M2M Runs Deep
As both developers and users get more innovative, there seems to be no limit to the places M2M (machine-to-machine) technology can reach. One company has even developed an M2M solution that is going underground to monitor our nation’s most precious resource.
Using modules from Telit Wireless Solutions, www.telit.com, Schlumberger Water Services (SWS), www.swstechnology.com, is monitoring groundwater levels for cities, water boards, and mining applications worldwide. By installing groundwater-monitoring devices in wells, the Houston, Texas-based company can provide municipalities and water boards with realtime status regarding water depletion or the potential for flooding, salinization, and pollution.
Obtaining groundwater data wirelessly means personnel no longer have to physically visit wells to regularly record measurements—a huge benefit since wells are often located in inhospitable places that can be dangerous to visit or in cities where wells are not easily accessible. Now, groundwater levels can be monitored in realtime remotely from a PC or mobile device.
SWS’s solution is called the Diver-NETZ, a complete wireless system that combines M2M modules with SWS water monitoring devices. A SWS DXT radio device gathers data from a groundwater datalogger located inside a well and then sends that data wirelessly to a portable Diver-Gate gateway device. The gateway then sends the data via Bluetooth connection to a smartphone or PC. Downloaded data can be automatically sent to the office via the cellular network, where it can be analyzed and interpreted using desktop software.
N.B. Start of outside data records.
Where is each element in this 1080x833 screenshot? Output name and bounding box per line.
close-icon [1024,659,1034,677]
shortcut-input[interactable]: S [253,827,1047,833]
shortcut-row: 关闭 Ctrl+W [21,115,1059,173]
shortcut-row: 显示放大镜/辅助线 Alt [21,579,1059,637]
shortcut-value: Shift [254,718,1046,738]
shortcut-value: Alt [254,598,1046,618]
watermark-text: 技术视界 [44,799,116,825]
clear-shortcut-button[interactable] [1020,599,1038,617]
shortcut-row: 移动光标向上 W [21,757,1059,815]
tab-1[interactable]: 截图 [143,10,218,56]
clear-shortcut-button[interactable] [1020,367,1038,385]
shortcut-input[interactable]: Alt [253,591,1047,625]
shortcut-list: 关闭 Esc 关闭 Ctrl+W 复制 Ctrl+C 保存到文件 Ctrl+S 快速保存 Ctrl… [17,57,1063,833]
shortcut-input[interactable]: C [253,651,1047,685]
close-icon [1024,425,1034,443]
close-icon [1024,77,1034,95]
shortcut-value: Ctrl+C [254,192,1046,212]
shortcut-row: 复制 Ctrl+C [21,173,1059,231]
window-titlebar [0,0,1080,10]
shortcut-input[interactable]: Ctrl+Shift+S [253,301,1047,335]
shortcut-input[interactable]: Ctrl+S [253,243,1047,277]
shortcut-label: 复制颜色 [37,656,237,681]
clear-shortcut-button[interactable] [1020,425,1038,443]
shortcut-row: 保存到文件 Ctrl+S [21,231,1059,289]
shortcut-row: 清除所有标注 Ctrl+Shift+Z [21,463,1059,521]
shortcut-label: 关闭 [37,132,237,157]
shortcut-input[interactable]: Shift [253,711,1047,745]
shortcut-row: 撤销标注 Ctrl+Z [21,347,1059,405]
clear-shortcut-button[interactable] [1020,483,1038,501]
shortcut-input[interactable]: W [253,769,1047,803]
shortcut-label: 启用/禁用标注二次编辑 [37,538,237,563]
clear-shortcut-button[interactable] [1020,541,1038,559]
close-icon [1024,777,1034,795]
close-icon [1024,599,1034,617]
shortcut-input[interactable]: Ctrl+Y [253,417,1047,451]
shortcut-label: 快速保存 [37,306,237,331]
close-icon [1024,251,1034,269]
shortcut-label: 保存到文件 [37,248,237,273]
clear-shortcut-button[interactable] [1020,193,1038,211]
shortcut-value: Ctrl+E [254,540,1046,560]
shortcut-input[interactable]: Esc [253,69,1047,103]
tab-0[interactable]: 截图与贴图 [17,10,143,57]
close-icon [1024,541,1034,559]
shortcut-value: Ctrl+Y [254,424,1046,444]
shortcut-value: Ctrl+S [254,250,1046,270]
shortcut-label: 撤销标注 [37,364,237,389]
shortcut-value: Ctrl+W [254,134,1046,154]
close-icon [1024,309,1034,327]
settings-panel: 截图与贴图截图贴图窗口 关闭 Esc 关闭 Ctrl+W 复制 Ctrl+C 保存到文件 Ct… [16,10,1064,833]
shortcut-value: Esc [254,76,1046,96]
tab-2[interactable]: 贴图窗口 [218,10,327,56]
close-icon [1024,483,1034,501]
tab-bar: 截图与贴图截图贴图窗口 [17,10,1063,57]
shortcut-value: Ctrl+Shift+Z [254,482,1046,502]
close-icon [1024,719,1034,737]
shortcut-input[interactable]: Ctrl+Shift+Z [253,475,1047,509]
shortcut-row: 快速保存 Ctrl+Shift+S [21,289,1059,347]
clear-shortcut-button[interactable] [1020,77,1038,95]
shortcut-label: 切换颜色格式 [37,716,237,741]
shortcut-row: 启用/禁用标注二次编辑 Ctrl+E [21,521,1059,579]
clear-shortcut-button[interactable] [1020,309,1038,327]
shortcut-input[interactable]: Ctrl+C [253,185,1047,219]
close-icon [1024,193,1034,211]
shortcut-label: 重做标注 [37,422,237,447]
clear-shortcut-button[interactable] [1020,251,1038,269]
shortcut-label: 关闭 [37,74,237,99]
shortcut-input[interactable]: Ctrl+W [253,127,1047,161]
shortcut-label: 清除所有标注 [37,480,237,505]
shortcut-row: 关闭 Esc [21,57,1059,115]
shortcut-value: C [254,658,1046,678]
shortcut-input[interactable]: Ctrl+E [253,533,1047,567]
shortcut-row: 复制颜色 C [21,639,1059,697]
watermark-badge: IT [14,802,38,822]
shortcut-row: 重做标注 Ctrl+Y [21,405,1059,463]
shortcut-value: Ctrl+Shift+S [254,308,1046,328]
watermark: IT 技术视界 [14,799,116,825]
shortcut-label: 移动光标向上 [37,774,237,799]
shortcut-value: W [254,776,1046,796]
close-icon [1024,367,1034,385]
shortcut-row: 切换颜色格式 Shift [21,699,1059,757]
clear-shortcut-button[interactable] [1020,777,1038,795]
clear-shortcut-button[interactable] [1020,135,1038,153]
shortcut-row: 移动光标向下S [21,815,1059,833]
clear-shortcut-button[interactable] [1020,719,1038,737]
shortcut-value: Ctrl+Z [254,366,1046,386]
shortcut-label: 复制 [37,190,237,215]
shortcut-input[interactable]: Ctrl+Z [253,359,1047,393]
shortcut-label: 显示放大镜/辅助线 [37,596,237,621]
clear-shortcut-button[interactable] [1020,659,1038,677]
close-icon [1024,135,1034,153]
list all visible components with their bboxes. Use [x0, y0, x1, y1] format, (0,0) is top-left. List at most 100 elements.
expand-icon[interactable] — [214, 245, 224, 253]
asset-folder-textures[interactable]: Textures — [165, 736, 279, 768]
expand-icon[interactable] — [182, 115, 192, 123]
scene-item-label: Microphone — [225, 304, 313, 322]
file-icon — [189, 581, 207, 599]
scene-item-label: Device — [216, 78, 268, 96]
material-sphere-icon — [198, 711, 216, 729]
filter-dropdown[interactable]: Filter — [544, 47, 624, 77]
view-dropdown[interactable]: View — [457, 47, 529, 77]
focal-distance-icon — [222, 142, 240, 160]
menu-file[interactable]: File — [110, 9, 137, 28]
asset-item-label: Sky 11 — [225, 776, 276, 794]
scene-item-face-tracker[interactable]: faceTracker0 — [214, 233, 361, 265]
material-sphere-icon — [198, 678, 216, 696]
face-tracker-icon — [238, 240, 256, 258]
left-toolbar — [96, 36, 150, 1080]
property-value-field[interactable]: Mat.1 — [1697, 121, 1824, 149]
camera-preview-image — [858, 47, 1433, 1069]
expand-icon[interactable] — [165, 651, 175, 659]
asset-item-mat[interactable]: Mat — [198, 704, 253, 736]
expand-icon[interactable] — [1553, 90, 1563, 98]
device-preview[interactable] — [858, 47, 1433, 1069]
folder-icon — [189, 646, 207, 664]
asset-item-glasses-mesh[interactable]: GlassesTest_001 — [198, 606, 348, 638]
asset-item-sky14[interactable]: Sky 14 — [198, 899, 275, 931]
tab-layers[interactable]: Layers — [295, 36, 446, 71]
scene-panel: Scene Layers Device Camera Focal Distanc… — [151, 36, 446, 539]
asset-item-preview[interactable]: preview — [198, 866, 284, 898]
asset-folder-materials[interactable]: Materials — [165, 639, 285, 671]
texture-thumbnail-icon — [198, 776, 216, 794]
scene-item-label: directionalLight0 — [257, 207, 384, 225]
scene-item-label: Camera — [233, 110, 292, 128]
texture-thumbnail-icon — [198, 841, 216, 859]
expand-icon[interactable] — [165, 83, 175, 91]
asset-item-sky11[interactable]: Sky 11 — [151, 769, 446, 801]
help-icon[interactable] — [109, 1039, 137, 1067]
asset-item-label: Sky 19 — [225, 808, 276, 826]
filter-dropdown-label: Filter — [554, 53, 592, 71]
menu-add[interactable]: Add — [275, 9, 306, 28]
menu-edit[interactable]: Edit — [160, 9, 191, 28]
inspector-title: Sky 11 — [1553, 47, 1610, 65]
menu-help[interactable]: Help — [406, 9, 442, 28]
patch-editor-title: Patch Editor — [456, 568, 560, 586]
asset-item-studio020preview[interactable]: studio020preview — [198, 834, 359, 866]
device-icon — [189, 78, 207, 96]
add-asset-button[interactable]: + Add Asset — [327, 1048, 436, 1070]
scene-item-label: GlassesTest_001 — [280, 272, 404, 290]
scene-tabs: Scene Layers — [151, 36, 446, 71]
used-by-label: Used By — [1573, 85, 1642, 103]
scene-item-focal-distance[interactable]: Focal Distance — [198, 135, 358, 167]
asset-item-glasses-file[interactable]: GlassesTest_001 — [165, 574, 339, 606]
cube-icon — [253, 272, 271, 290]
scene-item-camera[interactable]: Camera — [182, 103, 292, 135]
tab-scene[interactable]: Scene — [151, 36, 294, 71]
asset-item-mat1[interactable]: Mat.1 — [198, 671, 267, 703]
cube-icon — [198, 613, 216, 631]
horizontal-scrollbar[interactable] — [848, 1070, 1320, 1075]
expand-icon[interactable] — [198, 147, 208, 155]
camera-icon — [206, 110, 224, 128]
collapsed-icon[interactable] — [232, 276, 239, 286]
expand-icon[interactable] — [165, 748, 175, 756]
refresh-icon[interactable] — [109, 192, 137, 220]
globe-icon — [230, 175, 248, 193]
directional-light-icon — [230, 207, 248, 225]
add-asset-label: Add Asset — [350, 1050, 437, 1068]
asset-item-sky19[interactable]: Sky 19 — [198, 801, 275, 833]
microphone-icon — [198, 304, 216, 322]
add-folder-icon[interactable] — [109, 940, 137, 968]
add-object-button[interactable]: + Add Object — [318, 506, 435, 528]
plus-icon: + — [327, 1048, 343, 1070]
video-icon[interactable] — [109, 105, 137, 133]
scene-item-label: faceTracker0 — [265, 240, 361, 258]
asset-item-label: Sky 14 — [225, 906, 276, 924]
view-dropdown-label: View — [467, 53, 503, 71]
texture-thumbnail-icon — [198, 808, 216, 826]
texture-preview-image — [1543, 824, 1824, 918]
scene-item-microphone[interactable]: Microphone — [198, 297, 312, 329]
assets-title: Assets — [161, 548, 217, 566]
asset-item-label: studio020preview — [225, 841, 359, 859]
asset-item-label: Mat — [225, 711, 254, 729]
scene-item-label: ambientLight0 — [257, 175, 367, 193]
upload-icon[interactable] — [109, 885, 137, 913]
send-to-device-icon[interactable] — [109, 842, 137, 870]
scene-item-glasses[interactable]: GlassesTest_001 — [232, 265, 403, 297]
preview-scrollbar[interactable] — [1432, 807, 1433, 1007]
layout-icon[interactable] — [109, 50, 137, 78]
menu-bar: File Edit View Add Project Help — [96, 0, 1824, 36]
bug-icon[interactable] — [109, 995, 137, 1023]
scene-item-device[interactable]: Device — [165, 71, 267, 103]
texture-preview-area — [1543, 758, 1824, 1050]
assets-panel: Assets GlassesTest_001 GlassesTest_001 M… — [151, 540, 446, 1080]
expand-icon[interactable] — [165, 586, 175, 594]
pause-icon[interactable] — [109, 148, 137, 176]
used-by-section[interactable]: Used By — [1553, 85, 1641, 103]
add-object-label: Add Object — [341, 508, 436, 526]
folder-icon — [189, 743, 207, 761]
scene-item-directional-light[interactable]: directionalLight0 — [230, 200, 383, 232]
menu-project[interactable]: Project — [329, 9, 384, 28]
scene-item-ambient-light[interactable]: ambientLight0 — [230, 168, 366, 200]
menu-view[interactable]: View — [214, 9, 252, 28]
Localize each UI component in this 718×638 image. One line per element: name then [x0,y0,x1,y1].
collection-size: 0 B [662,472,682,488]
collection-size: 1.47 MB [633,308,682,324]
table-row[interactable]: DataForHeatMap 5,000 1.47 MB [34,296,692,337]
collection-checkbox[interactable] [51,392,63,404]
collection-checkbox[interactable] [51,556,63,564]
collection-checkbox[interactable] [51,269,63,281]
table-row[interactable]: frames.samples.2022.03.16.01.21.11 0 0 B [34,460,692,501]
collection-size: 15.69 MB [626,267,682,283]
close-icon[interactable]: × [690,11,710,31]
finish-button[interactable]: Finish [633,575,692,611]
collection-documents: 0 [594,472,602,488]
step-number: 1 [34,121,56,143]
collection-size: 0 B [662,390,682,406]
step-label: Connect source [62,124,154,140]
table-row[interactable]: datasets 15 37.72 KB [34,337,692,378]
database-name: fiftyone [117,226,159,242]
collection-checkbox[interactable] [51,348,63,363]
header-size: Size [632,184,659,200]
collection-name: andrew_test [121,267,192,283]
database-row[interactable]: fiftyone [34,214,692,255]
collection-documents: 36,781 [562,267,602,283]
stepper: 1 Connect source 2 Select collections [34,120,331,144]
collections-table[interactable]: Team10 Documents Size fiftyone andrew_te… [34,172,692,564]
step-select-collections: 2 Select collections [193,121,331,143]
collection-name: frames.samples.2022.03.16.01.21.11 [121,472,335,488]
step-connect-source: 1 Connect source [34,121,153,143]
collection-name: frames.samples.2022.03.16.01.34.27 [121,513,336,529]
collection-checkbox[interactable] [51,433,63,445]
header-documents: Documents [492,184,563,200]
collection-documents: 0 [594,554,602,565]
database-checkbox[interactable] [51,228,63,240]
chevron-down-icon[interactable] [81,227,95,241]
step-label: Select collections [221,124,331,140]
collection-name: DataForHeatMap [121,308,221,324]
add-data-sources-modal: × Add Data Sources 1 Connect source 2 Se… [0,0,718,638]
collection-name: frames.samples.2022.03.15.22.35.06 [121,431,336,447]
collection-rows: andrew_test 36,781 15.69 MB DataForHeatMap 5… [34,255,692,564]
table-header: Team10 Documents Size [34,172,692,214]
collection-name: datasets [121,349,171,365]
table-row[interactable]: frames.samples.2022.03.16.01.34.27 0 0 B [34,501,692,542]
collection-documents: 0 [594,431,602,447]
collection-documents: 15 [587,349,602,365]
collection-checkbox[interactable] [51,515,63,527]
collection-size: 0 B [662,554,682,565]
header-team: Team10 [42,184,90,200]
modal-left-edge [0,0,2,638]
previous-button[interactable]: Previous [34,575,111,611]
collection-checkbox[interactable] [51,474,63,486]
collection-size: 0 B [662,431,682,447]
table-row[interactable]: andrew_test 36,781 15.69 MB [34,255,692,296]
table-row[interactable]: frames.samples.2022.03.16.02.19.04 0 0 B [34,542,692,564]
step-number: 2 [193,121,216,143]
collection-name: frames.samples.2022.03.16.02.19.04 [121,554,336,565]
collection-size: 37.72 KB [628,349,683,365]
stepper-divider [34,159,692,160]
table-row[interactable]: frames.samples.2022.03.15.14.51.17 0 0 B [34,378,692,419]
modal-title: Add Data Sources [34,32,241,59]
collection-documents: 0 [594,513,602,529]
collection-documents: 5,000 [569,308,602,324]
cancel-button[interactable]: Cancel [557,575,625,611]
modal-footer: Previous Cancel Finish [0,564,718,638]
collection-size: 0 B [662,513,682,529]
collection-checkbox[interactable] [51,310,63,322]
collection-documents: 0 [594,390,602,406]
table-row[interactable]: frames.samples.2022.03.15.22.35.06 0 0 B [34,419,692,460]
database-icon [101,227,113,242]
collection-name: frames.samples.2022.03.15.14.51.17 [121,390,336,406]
To address different customer needs, SWS and Telit developed both a mobile solution for smartphones or field PCs and a stationary solution.
In the mobile solution, the Diver-DXT, equipped with a gateway using Telit’s ZE60 low-power module, transmits groundwater data via radio frequencies to the Diver-Gate (M) mobile device. The Diver-Gate(M) uses Bluetooth technology to transmit the data to a smartphone, where users can either forward the relevant data to an SWS server or work directly on-site.
For the stationary or fixed network solution, several Diver-DXT devices transmit the data to a central, stationary Schlumberger Diver-Gate(S) device. The cellular Diver-Gate(S) device is equipped with a gateway solution, including the ZE60 and a Telit GC864-Quad V2 module, to transmit the data via GSM/GPRS to a SWS server.
According to Peter Westerhuis, general manager at SWS, the short-range modules eliminated the need for the Diver-DXT device to be certified by a service provider, while also allowing for free data transmission, which kept customer prices low. “Therefore, we decided to realize our solution with a combination of license-free frequencies and GSM/GPRS,” Westerhuis says.
Currently, data from the SWS wireless groundwater monitoring systems are being used by several municipalities and water boards in the Netherlands to reduce risks from flooding, as well as for long-term planning and development. The system is also being used in pilot projects to monitor the effects of treated waste/sewage water injected into an aquifer, while mining companies in Florida and Chile are wirelessly monitoring groundwater supplies required for extraction.
In addition, the M2M solution has the ability to detect salinity levels, which rise as drinkable water is depleted, and temperature, which can act as an alert to various pollutants if it rises. “With the increasing human population and the effects of climate change, regular and reliable measuring and monitoring of groundwater levels is becoming even more significant than before,” Westerhuis says.
While this is yet another example of the unlimited potentials of M2M, in this case, the benefits go even deeper. Instead of providing mere efficiencies, the solution could, in fact, benefit society as a whole.